Every before-bracha or bracha rishona in Hebrew, begins the same way, but has a different ending for the type of food.
Baruch atah Ad•hnai El•haynu melech ha-olam…
(Blessed are You, L-rd our G‑d, King of the universe…)
Leavened Bread: …hamozti lechem min ha-aretz (...who takes out sustenance from the earth)
This includes bread, and everything that has bread, like sandwiches and salads with bread-croutons, and of course the Challah for Shabbat. Other foods with leavened yeast, like soft pretzels, pizza, and matzah, use this too.
Referred to as ‘Hamotzi’, it is the most important bracha and once said can include all foods and drinks under it, like with the salad situation mentioned before. If a meal contains bread even as a separate item, all one needs is for this blessing to cover it all, so if your meal is bread-roll and soup, you would not say the bracha over soup too.
Unleavened Grains: …borei minei mezonot (...who creates varieties of grain)
This one, ‘mezonot’, contains every grain that is cooked without leavening, like oatmeal, cake or hard pretzels. If it is one of the 5 grains mentioned in the Torah, wheat, barley, rye, spelt, and oats, or rice that is included rabbinically, it takes this one. That means a Pesach-cake made of almond flour would not take this.
Unlike hamotzi above that includes everything, this only covers grain-products. If you had a breakfast of oatmeal and an apple, this would need two brachas, but if something is a condiment, like hummus for dipping hard pretzels, it is not in need of a second bracha.
This principle applies to the rest as well.
Wine/Grape Juice: …borei pri hagafen (...who creates fruit of the vine)
The blessing ‘hagafen’ is just for grape wine and grape juice, but not whole grapes or raisins. Once it is said, it can cover other drinks.

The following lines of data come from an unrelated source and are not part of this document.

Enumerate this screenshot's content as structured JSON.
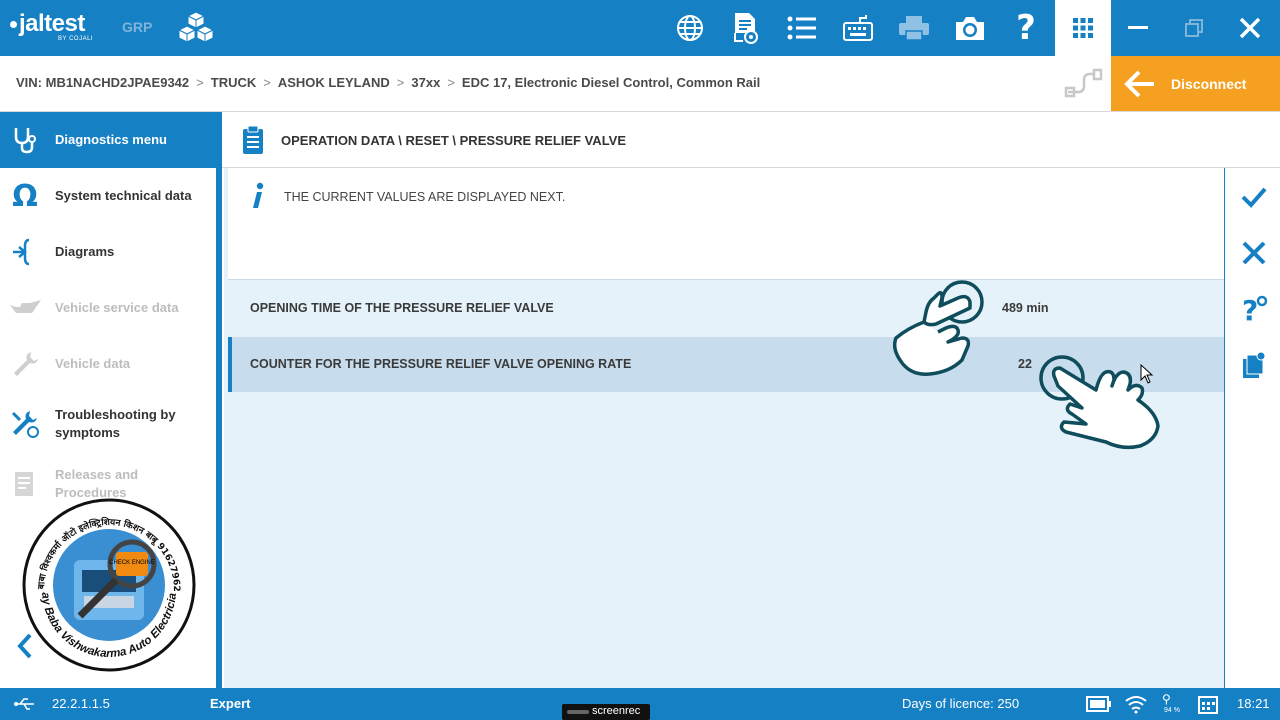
{
  "topbar": {
    "logo_text": "jaltest",
    "logo_sub": "BY COJALI",
    "grp_label": "GRP",
    "tools": [
      "globe-icon",
      "document-view-icon",
      "list-icon",
      "keyboard-icon",
      "printer-icon",
      "camera-icon",
      "help-icon"
    ],
    "accent": "#1680c4"
  },
  "breadcrumb": {
    "vin": "VIN: MB1NACHD2JPAE9342",
    "items": [
      "TRUCK",
      "ASHOK LEYLAND",
      "37xx",
      "EDC 17, Electronic Diesel Control, Common Rail"
    ]
  },
  "disconnect": {
    "label": "Disconnect",
    "color": "#f5a020"
  },
  "sidebar": {
    "items": [
      {
        "label": "Diagnostics menu",
        "icon": "stethoscope-icon",
        "state": "active"
      },
      {
        "label": "System technical data",
        "icon": "omega-icon",
        "state": "normal"
      },
      {
        "label": "Diagrams",
        "icon": "diagram-icon",
        "state": "normal"
      },
      {
        "label": "Vehicle service data",
        "icon": "oil-can-icon",
        "state": "disabled"
      },
      {
        "label": "Vehicle data",
        "icon": "wrench-icon",
        "state": "disabled"
      },
      {
        "label": "Troubleshooting by symptoms",
        "icon": "troubleshooting-icon",
        "state": "normal"
      },
      {
        "label": "Releases and Procedures",
        "icon": "releases-icon",
        "state": "disabled"
      }
    ]
  },
  "main": {
    "title": "OPERATION DATA \\ RESET \\ PRESSURE RELIEF VALVE",
    "info_message": "THE CURRENT VALUES ARE DISPLAYED NEXT.",
    "rows": [
      {
        "label": "OPENING TIME OF THE PRESSURE RELIEF VALVE",
        "value": "489 min",
        "selected": false
      },
      {
        "label": "COUNTER FOR THE PRESSURE RELIEF VALVE OPENING RATE",
        "value": "22",
        "selected": true
      }
    ]
  },
  "rightbar": {
    "actions": [
      "confirm-check-icon",
      "cancel-x-icon",
      "help-question-icon",
      "clipboard-icon"
    ]
  },
  "stamp": {
    "top_text": "जय बाबा विश्वकर्मा ऑटो इलेक्ट्रिशियन किशन बाबू 9162796279",
    "bottom_text": "Jay Baba Vishwakarma Auto Electrician",
    "badge": "CHECK ENGINE"
  },
  "bottombar": {
    "version": "22.2.1.1.5",
    "mode": "Expert",
    "licence": "Days of licence: 250",
    "wifi_pct": "94 %",
    "time": "18:21"
  },
  "watermark": {
    "text": "screenrec"
  }
}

Tree-Fruit: …borei pri ha-etz (...who creates fruit of the tree)
This blessing, known as ‘ha-etz’, is for all tree fruit, tree nuts, and grapes. It does not cover things people think of as fruits and nuts that grow on the ground, like pineapple or peanuts.
Vegetables: …borei pri ha-adama (...who creates fruit of the earth)

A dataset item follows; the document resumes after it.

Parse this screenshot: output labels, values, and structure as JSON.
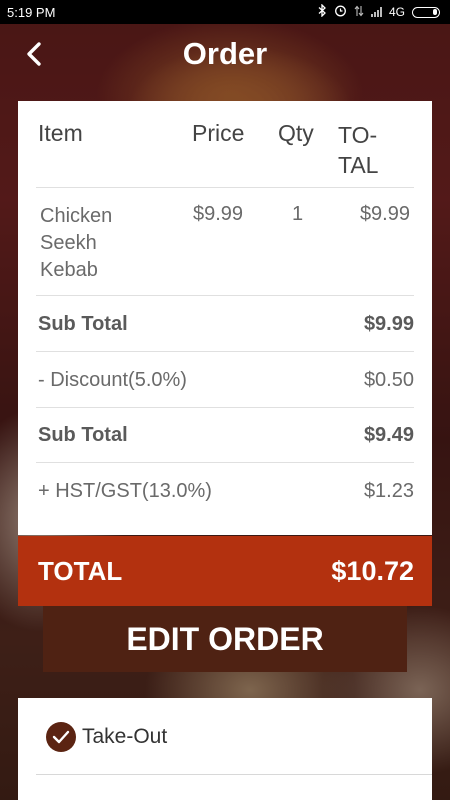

The bracha, called ‘ha-adama’ is for anything that grows from a non-tree plant, like berries, seeds, potatoes, beans, and melons. Banana trees are not permanent enough to be trees in Jewish law, collapsing and regrowing yearly, and take this one for non-tree plants too.
Non-Produce: …shehakol nihia bidvaro (...that creates everything with His word)
This bracha, referred to as ‘shehakol’, is the most general. It applies to anything that did not grow from soil like animal products, mushrooms, and honey, as well as highly processed foods like candies or gluten-free baked goods, and all drinks and soups including non-grape juices.
Technically this could cover anything, so if you are totally baffled, this is the safest bet (or just consume it alongside bread and say hamotzi).